Folks, I believe this may very well be the “first worldiest” of first world problems. You see, for some reason, I have three times been the lucky, totally random winner of a $100 gift card at my company holiday party. No complaints. But, each year, what follows is a tale of true indecision so egregious, it would leave even the wishy-washiest waffler screaming “make up your damn mind already, you hand-wringing nelly!” I admittedly sat on the first of these free money treats for so long that the funds EXPIRED. Yes, expired. I lost it. (Though, clearly, I lost it long before then.) What is wrong with me? What could possibly hold me up to the point of losing out on $100? Panic, paralysis, and abject fear of failure to make the “correct” decision. To help you understand, below is the typical internal dialogue I permit to ensue after each win:
“So, this is a significant enough amount of money that you don’t just casually toss it around like chump change, but it’s also not enough to, say, help lower the balance on your 30-year mortgage loan. You’ve got to think about this. Because it was free money, a blessing, a gift, a welcomed burden reducer, you have to spend it on something that you really need and that you were inevitably going to have to pay for (diapers, gas, the cable bill, etc.). This will save you those funds and reduce your expenditures. Good. You should just spend it on something useful, necessary and smart. It’s the mature thing to do.”
But then… the pessimistic, embattled loser in me claws her way to the top with “But nothing good ever happens to you!” followed then by the idealistic ex-cheerleader with “This is awesome! Free money. You need to treat yourself. You deserve this. You were going to spend money on diapers anyway. … It’s sunk cost. This is BONUS cash! For the stuff or things you’d never buy yourself with your hard-earned dollars. Be spontaneous! Be cool! This is the kind of stuff gift cards were made for… Gifts!”
Oh God, then more paralysis.
“So, needed or wanted? Necessary or indulgent? Save what you would have spent, or get something you’ve secretly wanted without actually having to pay for it and burdening your pocketbook?”
Then I get real crazy… (what a rebel I am!) I opt to splurge! Yes, I will not be dull or practical! I will be fun and spontaneous. I will buy something that isn’t a necessary household item like a case of dish detergent and do something just for me that is enjoyable.
Layer two of panic sets in.
“Now that you’ve decided to spend it on something indulgent and totally not necessary (you wild and crazy gal, you!), you have to decide what that something will be. Here we go again… I mean, do you go and blow it all on a concert? A massage at La Pomponnee? What about a gorgeous meal at Stagioni or Casbah? This would mean you could get more than one cocktail? It would mean that you finally permit yourself to eat dessert at the restaurant instead of getting the check and pulling into the drive-thru at Wendy’s for a conciliatory Frosty while still wearing your fancy heels!”

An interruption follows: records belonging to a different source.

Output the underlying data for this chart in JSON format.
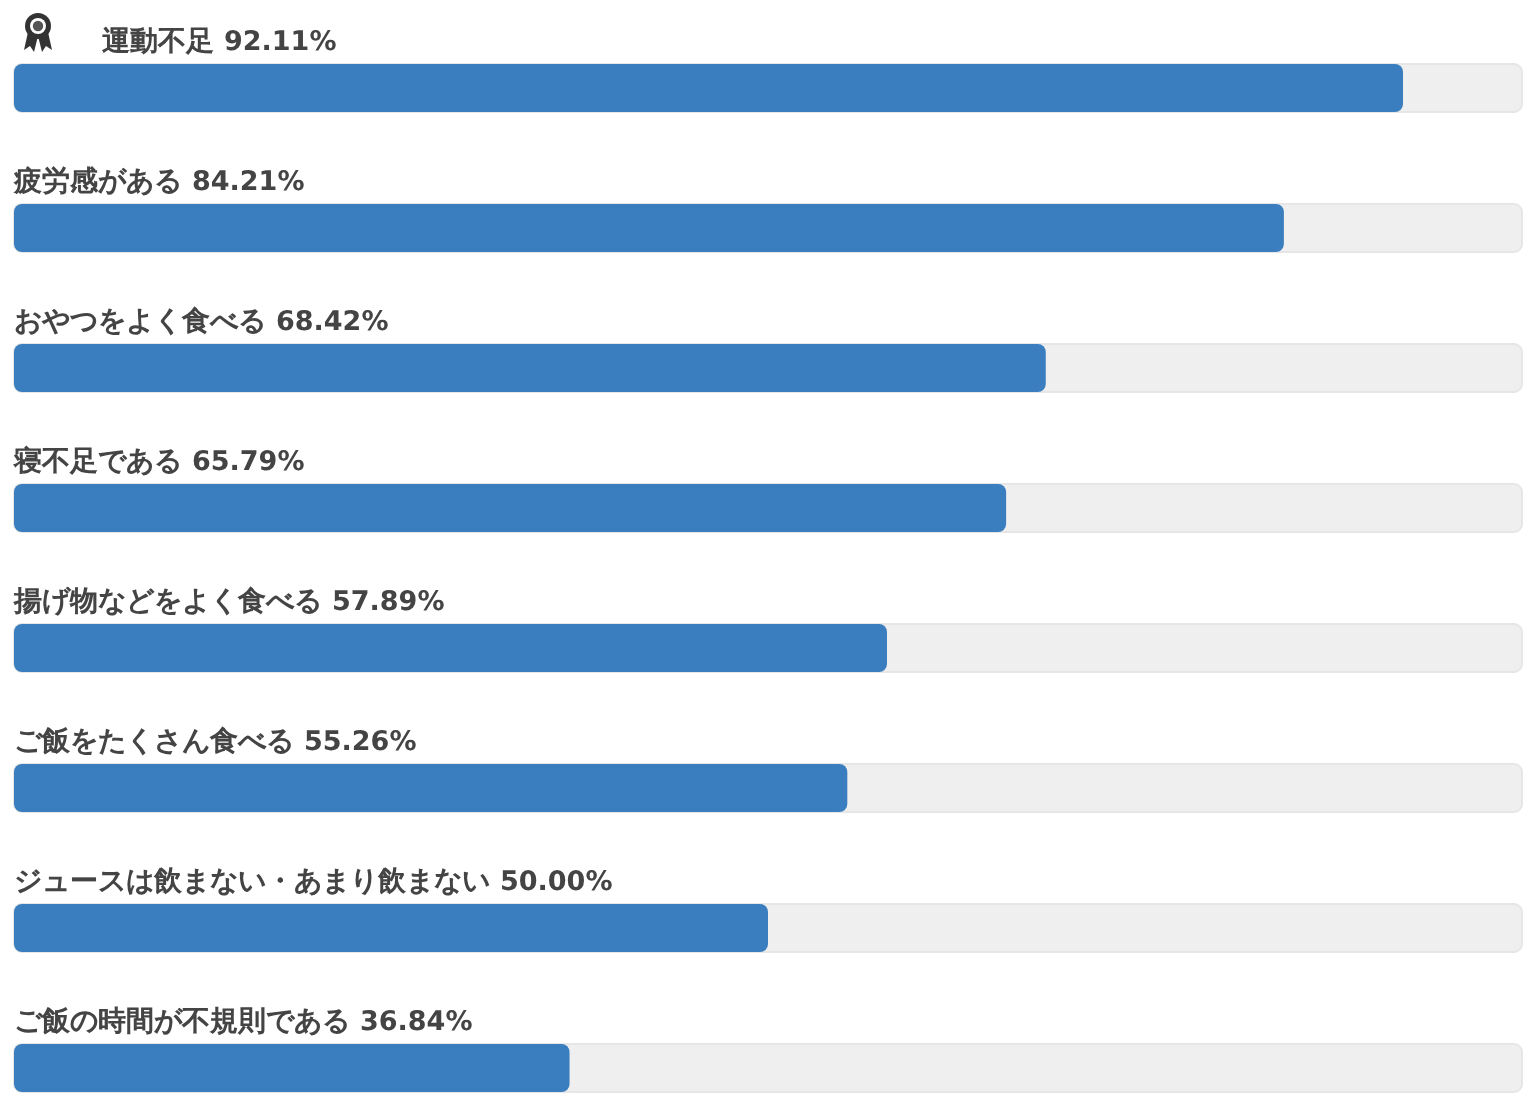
{
  "chart_data": {
    "type": "bar",
    "orientation": "horizontal",
    "categories": [
      "運動不足",
      "疲労感がある",
      "おやつをよく食べる",
      "寝不足である",
      "揚げ物などをよく食べる",
      "ご飯をたくさん食べる",
      "ジュースは飲まない・あまり飲まない",
      "ご飯の時間が不規則である"
    ],
    "values": [
      92.11,
      84.21,
      68.42,
      65.79,
      57.89,
      55.26,
      50.0,
      36.84
    ],
    "value_labels": [
      "92.11%",
      "84.21%",
      "68.42%",
      "65.79%",
      "57.89%",
      "55.26%",
      "50.00%",
      "36.84%"
    ],
    "color": "#3a7ebf",
    "xlim": [
      0,
      100
    ],
    "tick_labels": "y"
  }
}
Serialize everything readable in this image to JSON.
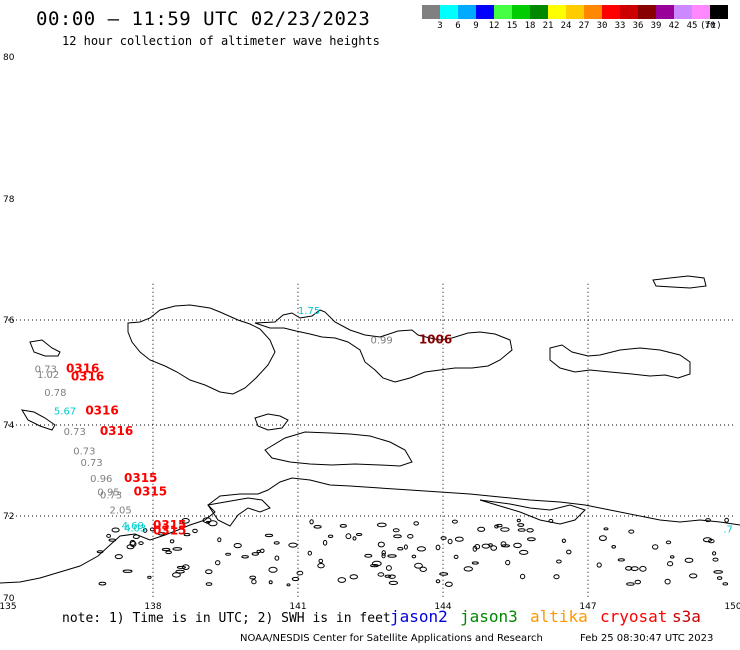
{
  "header": {
    "title": "00:00 – 11:59 UTC 02/23/2023",
    "subtitle": "12 hour collection of altimeter wave heights"
  },
  "color_scale": {
    "unit": "(ft)",
    "bins": [
      {
        "label": "3",
        "color": "#808080"
      },
      {
        "label": "6",
        "color": "#00ffff"
      },
      {
        "label": "9",
        "color": "#00aaff"
      },
      {
        "label": "12",
        "color": "#0000ff"
      },
      {
        "label": "15",
        "color": "#44ff44"
      },
      {
        "label": "18",
        "color": "#00cc00"
      },
      {
        "label": "21",
        "color": "#008800"
      },
      {
        "label": "24",
        "color": "#ffff00"
      },
      {
        "label": "27",
        "color": "#ffcc00"
      },
      {
        "label": "30",
        "color": "#ff8800"
      },
      {
        "label": "33",
        "color": "#ff0000"
      },
      {
        "label": "36",
        "color": "#cc0000"
      },
      {
        "label": "39",
        "color": "#880000"
      },
      {
        "label": "42",
        "color": "#990099"
      },
      {
        "label": "45",
        "color": "#cc88ff"
      },
      {
        "label": "70",
        "color": "#ff88ff"
      },
      {
        "label": "",
        "color": "#000000"
      }
    ]
  },
  "axes": {
    "lat_labels": [
      "80",
      "78",
      "76",
      "74",
      "72",
      "70"
    ],
    "lon_labels": [
      "135",
      "138",
      "141",
      "144",
      "147",
      "150"
    ]
  },
  "observations": [
    {
      "text": "0.73",
      "color": "#808080",
      "lon": 135.55,
      "lat": 75.0
    },
    {
      "text": "1.02",
      "color": "#808080",
      "lon": 135.6,
      "lat": 74.9
    },
    {
      "text": "0.78",
      "color": "#808080",
      "lon": 135.75,
      "lat": 74.55
    },
    {
      "text": "5.67",
      "color": "#00cccc",
      "lon": 135.95,
      "lat": 74.2
    },
    {
      "text": "0.73",
      "color": "#808080",
      "lon": 136.15,
      "lat": 73.78
    },
    {
      "text": "0.73",
      "color": "#808080",
      "lon": 136.35,
      "lat": 73.35
    },
    {
      "text": "0.73",
      "color": "#808080",
      "lon": 136.5,
      "lat": 73.1
    },
    {
      "text": "0.96",
      "color": "#808080",
      "lon": 136.7,
      "lat": 72.75
    },
    {
      "text": "0.95",
      "color": "#808080",
      "lon": 136.85,
      "lat": 72.45
    },
    {
      "text": "0.73",
      "color": "#808080",
      "lon": 136.9,
      "lat": 72.38
    },
    {
      "text": "2.05",
      "color": "#808080",
      "lon": 137.1,
      "lat": 72.05
    },
    {
      "text": "4.69",
      "color": "#00cccc",
      "lon": 137.35,
      "lat": 71.68
    },
    {
      "text": "4.03",
      "color": "#00cccc",
      "lon": 137.4,
      "lat": 71.62
    },
    {
      "text": "1.75",
      "color": "#00cccc",
      "lon": 141.0,
      "lat": 76.1
    },
    {
      "text": "0.99",
      "color": "#808080",
      "lon": 142.5,
      "lat": 75.55
    },
    {
      "text": ".7",
      "color": "#00cccc",
      "lon": 149.8,
      "lat": 71.6
    }
  ],
  "pass_labels": [
    {
      "text": "0316",
      "color": "#ff0000",
      "lon": 136.2,
      "lat": 75.0
    },
    {
      "text": "0316",
      "color": "#ff0000",
      "lon": 136.3,
      "lat": 74.85
    },
    {
      "text": "0316",
      "color": "#ff0000",
      "lon": 136.6,
      "lat": 74.2
    },
    {
      "text": "0316",
      "color": "#ff0000",
      "lon": 136.9,
      "lat": 73.78
    },
    {
      "text": "0315",
      "color": "#ff0000",
      "lon": 137.4,
      "lat": 72.75
    },
    {
      "text": "0315",
      "color": "#ff0000",
      "lon": 137.6,
      "lat": 72.45
    },
    {
      "text": "0315",
      "color": "#ff0000",
      "lon": 138.0,
      "lat": 71.68
    },
    {
      "text": "0315",
      "color": "#ff0000",
      "lon": 138.0,
      "lat": 71.55
    },
    {
      "text": "1006",
      "color": "#880000",
      "lon": 143.5,
      "lat": 75.55
    }
  ],
  "footer": {
    "note": "note:  1) Time is in UTC;  2) SWH is in feet",
    "satellites": [
      {
        "name": "jason2",
        "color": "#0000dd"
      },
      {
        "name": "jason3",
        "color": "#008800"
      },
      {
        "name": "altika",
        "color": "#ff9900"
      },
      {
        "name": "cryosat",
        "color": "#ff0000"
      },
      {
        "name": "s3a",
        "color": "#cc0000"
      }
    ],
    "credit": "NOAA/NESDIS Center for Satellite Applications and Research",
    "timestamp": "Feb 25 08:30:47 UTC 2023"
  }
}
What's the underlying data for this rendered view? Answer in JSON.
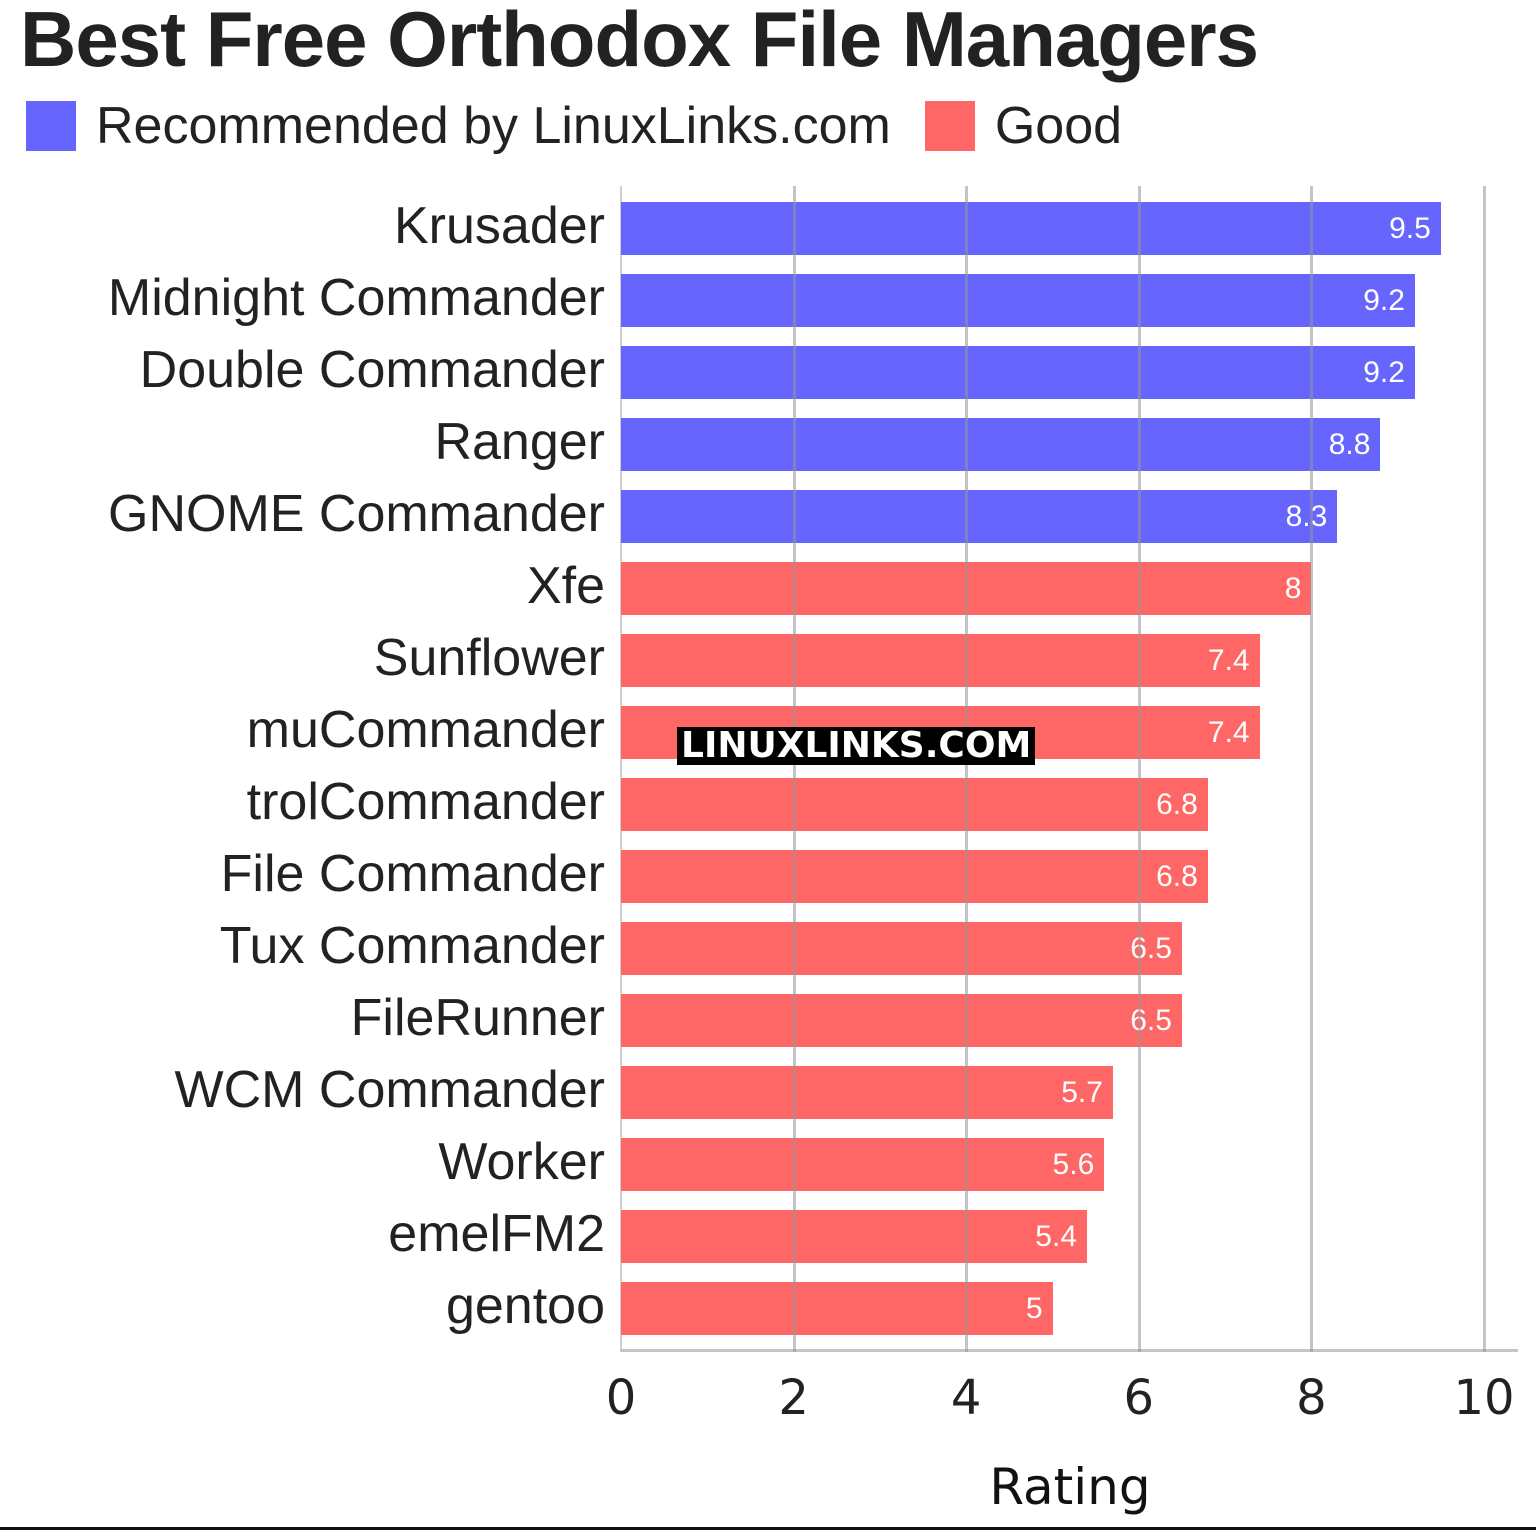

“Or, should you spend this free money on something that will LAST? Not something that will vanish into thin air (like that other gift card that expired, you nimrod!) and be over in less than an hour. A meal is a meal, and at the end of it, you’ll likely have nothing to show for it other than a melted butter stain on your neckline or a pound of additional bingo-arm content. The gift card will have served its purpose and completed its transaction dutifully, but without really getting to make a difference in this world. Wouldn’t his little plastic soul rest more soundly if he were to know you’d spent him on something that will last and last, and that every time you looked at it, you’d think of him and his ample time until expiration date? Like leather boots, a legitimate full-sized Shutterfly album, eyelash tint (whee!), or that handsome copper French press at Williams Sonoma?”
And on and on it goes until, before I know it, I’m coming dangerously close to a repeat performance of “The great lack of spending tragedy of the millennia.” Time is running out! The card rides with me for days in my purse in anticipation of his big moment, as eager to see what I do with him as I am. And then, at about 10 minutes to closing time at the mall on the final day of his viability, he gets handed over to a cashier, rather unceremoniously, as I realize I’ve spent all that time building up to an ironic purchase of a new, moderately priced little black dress for the next company holiday party, ‘cuz the year before, when I was excited to learn I’d won yet another gift card, I spilled wine on my other dress. It’s a wash, really.
What would you do in this situation? Are you pragmatic or indulgent? Would love to see your comments.